Dans le prolongement de la religion antique, Unas se fit construire une pyramide à Saqqarah ornée de nombreux textes des pyramides illustrant le mode de vie des populations anciennes. Dotée d’un vaste complexe mortuaire, la pyramide d’Unas constituait un ensemble complet dédié au culte royal, avec une chaussée reliant le temple et la pyramide. Grâce à une petite ouverture dans le toit de la chaussée, la lumière pouvait pénétrer et illuminer les parois.
La mort d’Unas
Le prêtre égyptien Manéthon rédigea un vaste manuscrit sur Unas, rapportant notamment sa mort sans qu’un fils ne lui succède sur le trône. On peut imaginer le dilemme posé par le choix de son successeur. Néanmoins, son gendre Teti s’empara du trône en tant que parent du roi par sa fille Ipout.
Bien que la Ve dynastie prît fin et qu’une nouvelle dynastie naquît, le peuple affirma qu’il n’y avait aucune rupture entre les deux. Après la mort d’Unas, les responsables du gouvernement poursuivirent leur service.
Ils ne craignirent pas de perdre leurs titres, et en fait le vizir et les gouverneurs des provinces égyptiennes demeurèrent en poste.
Conclusion
Le pharaon Unas régna pendant trente ans dans la dernière partie de la Ve dynastie, période considérée comme l’une des plus critiques de l’histoire d’Égypte en raison du déclin économique qui la frappa.

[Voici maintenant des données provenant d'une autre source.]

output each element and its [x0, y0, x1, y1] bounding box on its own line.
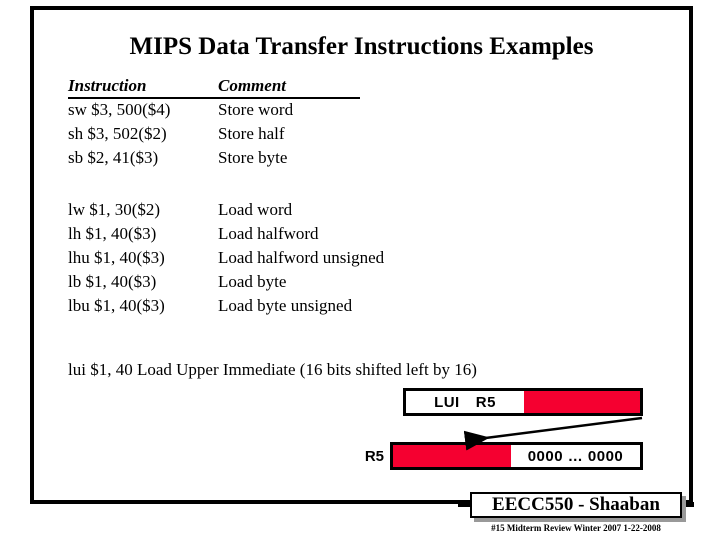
table-group-separator — [68, 170, 488, 198]
column-header-comment: Comment — [218, 76, 287, 95]
cell-comment: Load byte unsigned — [218, 296, 353, 315]
cell-instruction: lb $1, 40($3) — [68, 272, 157, 291]
table-row: lbu $1, 40($3) Load byte unsigned — [68, 294, 488, 318]
footer: EECC550 - Shaaban — [458, 492, 694, 518]
page-title: MIPS Data Transfer Instructions Examples — [129, 33, 594, 60]
table-row: sb $2, 41($3) Store byte — [68, 146, 488, 170]
cell-comment: Store byte — [218, 148, 288, 167]
cell-comment: Store half — [218, 124, 285, 143]
table-row: sw $3, 500($4) Store word — [68, 98, 488, 122]
cell-instruction: lw $1, 30($2) — [68, 200, 161, 219]
table-header-row: Instruction Comment — [68, 76, 488, 99]
table-row: lh $1, 40($3) Load halfword — [68, 222, 488, 246]
cell-comment: Load halfword unsigned — [218, 248, 385, 267]
cell-comment: Load byte — [218, 272, 287, 291]
cell-instruction: sh $3, 502($2) — [68, 124, 167, 143]
lui-description: lui $1, 40 Load Upper Immediate (16 bits… — [68, 360, 477, 379]
cell-comment: Load halfword — [218, 224, 319, 243]
footer-subtitle: #15 Midterm Review Winter 2007 1-22-2008 — [491, 523, 661, 533]
table-row: lb $1, 40($3) Load byte — [68, 270, 488, 294]
slide-canvas: MIPS Data Transfer Instructions Examples… — [0, 0, 720, 540]
lui-shift-diagram: LUI R5 R5 0000 … 0000 — [350, 388, 650, 478]
course-badge: EECC550 - Shaaban — [470, 492, 682, 518]
cell-instruction: lbu $1, 40($3) — [68, 296, 165, 315]
shift-left-arrow-icon — [463, 416, 643, 451]
instruction-table: Instruction Comment sw $3, 500($4) Store… — [68, 76, 488, 318]
cell-instruction: sw $3, 500($4) — [68, 100, 171, 119]
table-row: lhu $1, 40($3) Load halfword unsigned — [68, 246, 488, 270]
cell-instruction: sb $2, 41($3) — [68, 148, 159, 167]
cell-comment: Load word — [218, 200, 293, 219]
cell-instruction: lhu $1, 40($3) — [68, 248, 165, 267]
cell-instruction: lh $1, 40($3) — [68, 224, 157, 243]
cell-comment: Store word — [218, 100, 294, 119]
table-row: lw $1, 30($2) Load word — [68, 198, 488, 222]
column-header-instruction: Instruction — [68, 76, 147, 95]
table-row: sh $3, 502($2) Store half — [68, 122, 488, 146]
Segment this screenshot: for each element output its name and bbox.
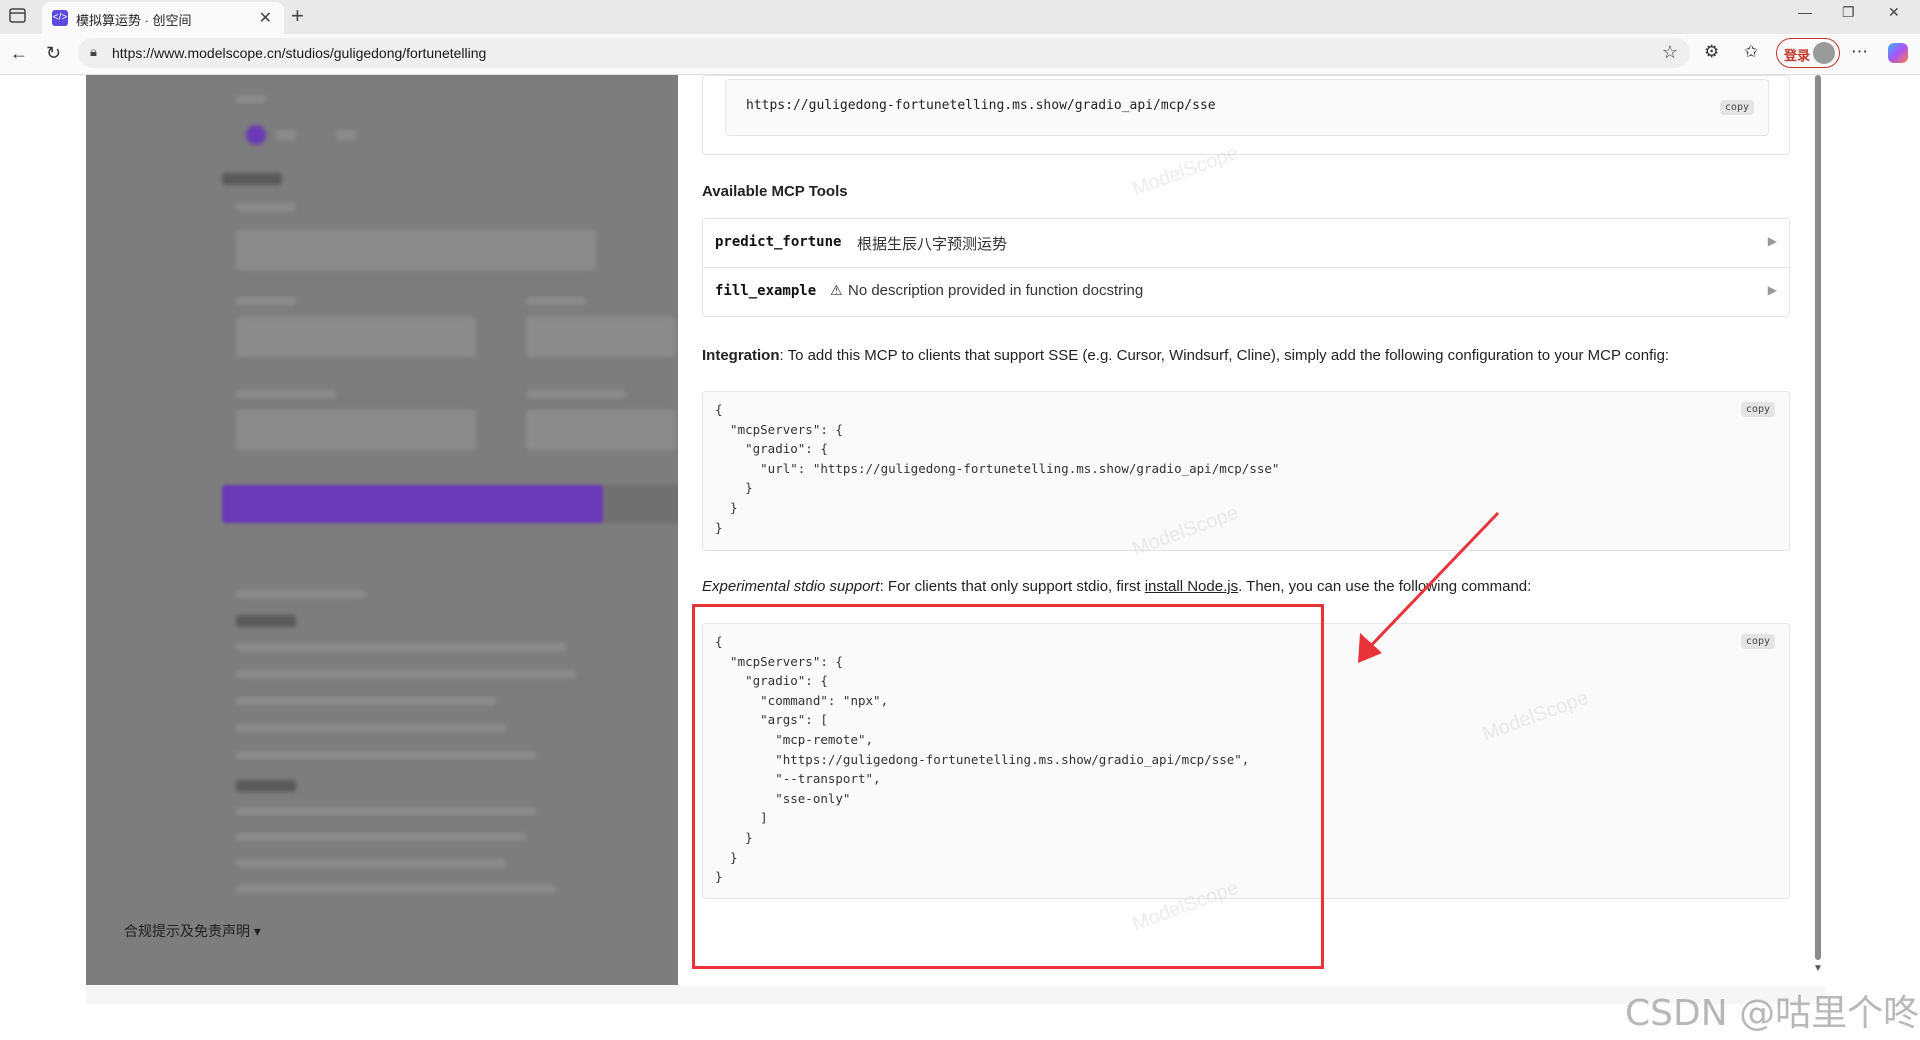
copilot-icon[interactable] xyxy=(1888,43,1908,63)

Son leadership fut largement reconnu dans les annales historiques de l’Égypte, comme en témoignent les vases, coupes et artefacts retrouvés portant ses symboles et son nom. Il mourut malheureusement sans héritier pour lui succéder, le trône revenant à Teti, son gendre.
Cependant, son règne fit également l’objet de critiques pour sa détermination audacieuse à bâtir sa pyramide, dotée d’une longue chaussée illustrant les activités quotidiennes des anciens Égyptiens. Cette construction monumentale suscita la controverse, car le pharaon importa des pierres de granite et des matériaux coûteux d’outre-mer alors que la plupart de la population souffrait de famine.
Il est essentiel de comprendre que le leadership d’Unas fut entaché par les souffrances engendrées par la crise économique. Néanmoins, il fut reconnu pour sa dévotion envers Rê et Osiris, les divinités dont il vénéra les cultes tout au long de son règne. Diriger la nation en plein marasme économique constitua un revers majeur pour Unas. Bien qu’il tentât de relancer l’économie, celle-ci n’en déclina pas moins.